The world number four has flourished since parting ways with a full-time coach in 2019, with his physiotherapist Victoria Kao filling the role of mentor, cheerleader and critic.

With Kao in his corner, Chou won his first Super 1000 title at the 2019 Indonesia Open, and lifted the Taipei Open trophy for a record third time.

Now Chou, who reached the last eight at Rio 2016, has set his sights on winning Taiwan’s first Olympic badminton medal.

“Taiwan’s strength has increased a lot, and there is a very good chance of winning,” Chou, 31, told AFP in an interview.

“I’ve grown and improved a lot since 2016,” he added. “I feel I have the chance to win a medal, even the gold medal.”

Despite a strong badminton pedigree, Taiwan is yet to bring home an Olympic medal.
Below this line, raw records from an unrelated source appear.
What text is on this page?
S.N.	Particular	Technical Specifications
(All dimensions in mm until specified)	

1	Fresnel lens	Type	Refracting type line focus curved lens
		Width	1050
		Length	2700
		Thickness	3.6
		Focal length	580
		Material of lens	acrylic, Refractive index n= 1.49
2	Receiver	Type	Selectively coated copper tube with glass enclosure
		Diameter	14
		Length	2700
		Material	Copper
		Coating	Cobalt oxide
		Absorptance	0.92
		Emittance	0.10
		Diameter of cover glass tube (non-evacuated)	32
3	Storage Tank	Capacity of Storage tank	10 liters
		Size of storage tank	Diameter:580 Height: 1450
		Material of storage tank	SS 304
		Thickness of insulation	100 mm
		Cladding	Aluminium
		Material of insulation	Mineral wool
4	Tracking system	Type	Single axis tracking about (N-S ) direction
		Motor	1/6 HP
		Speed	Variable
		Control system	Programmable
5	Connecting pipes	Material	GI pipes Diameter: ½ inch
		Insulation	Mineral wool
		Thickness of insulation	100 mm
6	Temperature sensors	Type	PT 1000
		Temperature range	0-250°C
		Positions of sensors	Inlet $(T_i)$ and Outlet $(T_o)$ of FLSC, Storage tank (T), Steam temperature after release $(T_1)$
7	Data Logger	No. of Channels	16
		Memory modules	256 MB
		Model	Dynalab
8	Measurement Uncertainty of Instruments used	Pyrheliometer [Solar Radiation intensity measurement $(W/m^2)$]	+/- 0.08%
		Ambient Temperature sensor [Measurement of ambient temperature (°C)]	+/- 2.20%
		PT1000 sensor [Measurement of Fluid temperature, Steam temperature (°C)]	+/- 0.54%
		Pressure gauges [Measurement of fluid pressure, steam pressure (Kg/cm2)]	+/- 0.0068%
But the team will arrive in Tokyo at something of an advantage.

“It’s not like I am so great that I don’t need a coach or I don’t have anyone to teach me,” he explained, adding that the current arrangement suits him well.

“Everybody has something I can learn from  … this method works best for me,” Chou said, adding: “God is my coach.”


As Taiwan occupies an unusual place in the Olympic pantheon, Chou and his teammates will not hear the Taiwanese anthem if they win gold in Tokyo.

Despite being a de facto sovereign nation of 23 million people with its own borders, currency and democratically elected government, Taiwan’s flag and anthem are not used at the Games.

Instead, Taiwanese athletes compete for ‘Chinese Taipei’, under an Olympic emblem known as the “Plum Blossom Banner”. Their podium anthem is a patriotic song used for flag-raising ceremonies.

The reasons are both historical and diplomatic, as Taiwan is not recognised as a country by most other nations.